No, I’m not sending out a warning that a Ford brand vehicle is up ahead. Normally the term is “forge ahead” meaning to move forward, slowly and steadily. Certainly that is something you want to do when fording a river or stream at the narrow and safe path. But, there is another place where you need to move slowly and steadily toward a goal. That’s when you are moving to develop trust with another person — be it your partner, your child, or a client. In that case, consider using FORD on that narrow path.
No, I don’t mean a Ford brand vehicle, like my new Ford Mustang Mach-E electric vehicle that goes from 0-60 in 3.6 seconds (what a rush that is!).
I mean using the FORD method of getting to know someone, where FORD is an acronym for . . .
Family, Occupation, Recreation, Dreams
Asking simple and easy to answer questions is a trusted way to get people talking about their favorite subject — themselves. I once spent a couple of years in multi-level marketing, learning about what it takes to relate to people. It was good training for a confirmed introvert trained in engineering. Without the insights and practice gained, I would likely not have advanced to management and leadership positions. I learned the power of making a benign comment, such as:
- “Is that an engagement ring?”
- “What great looking eyeglass frames! Where did you get them?”
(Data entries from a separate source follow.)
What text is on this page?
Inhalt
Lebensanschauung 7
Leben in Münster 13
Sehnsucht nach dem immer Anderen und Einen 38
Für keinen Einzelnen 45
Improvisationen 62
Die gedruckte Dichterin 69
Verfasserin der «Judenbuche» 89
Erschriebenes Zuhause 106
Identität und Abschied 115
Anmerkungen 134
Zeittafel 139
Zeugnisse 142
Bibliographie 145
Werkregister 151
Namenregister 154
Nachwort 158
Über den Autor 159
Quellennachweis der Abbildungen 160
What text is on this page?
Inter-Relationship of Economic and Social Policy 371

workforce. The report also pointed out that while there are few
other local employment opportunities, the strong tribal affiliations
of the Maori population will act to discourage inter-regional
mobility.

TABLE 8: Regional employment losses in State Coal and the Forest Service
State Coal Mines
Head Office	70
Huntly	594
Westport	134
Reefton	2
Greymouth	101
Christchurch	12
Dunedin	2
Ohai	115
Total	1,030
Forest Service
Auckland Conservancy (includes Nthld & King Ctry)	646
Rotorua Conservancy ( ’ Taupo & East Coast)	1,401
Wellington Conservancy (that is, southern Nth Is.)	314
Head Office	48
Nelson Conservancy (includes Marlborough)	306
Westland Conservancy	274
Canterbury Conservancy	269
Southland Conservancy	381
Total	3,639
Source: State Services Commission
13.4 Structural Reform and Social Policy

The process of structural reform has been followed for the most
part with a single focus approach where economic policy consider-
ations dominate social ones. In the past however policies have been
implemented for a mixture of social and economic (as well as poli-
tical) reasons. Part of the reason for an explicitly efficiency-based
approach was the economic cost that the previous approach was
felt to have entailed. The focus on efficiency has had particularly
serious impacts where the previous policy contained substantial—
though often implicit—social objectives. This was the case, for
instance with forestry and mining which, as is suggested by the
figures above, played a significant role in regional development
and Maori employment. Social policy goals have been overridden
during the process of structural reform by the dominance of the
- “I see you have some body art. What’s the significance of some of them?”
People will be glad to answer many such questions and, in the process, remember you cared about them and think more highly of you. Let’s break down a bit more of the questions you can pursue with the FORD method. Open ended questions that require more than a yes/no answer are preferred. Consider asking a yes/no question, but follow it up with one or more open ended questions. You might also relate something about yourself before asking one of the open ended questions. That can show you are vulnerable and suggest that you are seeking some input from them. People enjoy helping others.
- Do you have a partner?
- Do you have siblings?
- Are your parents living?
- What kind of communications issues do you have with family members?
- How is it when the family gets together for a holiday celebration?
- What do you like doing best with your family?
- Where do you work?
- What do you do?
- Who do you report to?
- How did you end up at that company?
- What frustrates you at work?
- What do you like best about working there?
- What do you like to do on the weekend?
- Do you have a hobby?
- Do you watch sports?
- Why do you enjoy doing that on that weekend?
- What appeals to you about that hobby?
- What sports do you watch and why?
- Do you ever think about where you’ll be in five or ten years?
- Are you happy and satisfied with where you are now?
- When do you plan to retire?
- Where would you like to be in your personal life in a few years?
- What position would you like to have in the future?
- What will you do when you retire?
Keep in mind that I was trained as an engineer and have favored being an introvert most of my life. I’m still in training. Use your judgement on what followup, open-ended questions to ask. Move too quickly, and a hazard may take you out as you ford the river from just meeting to crossing over to trust.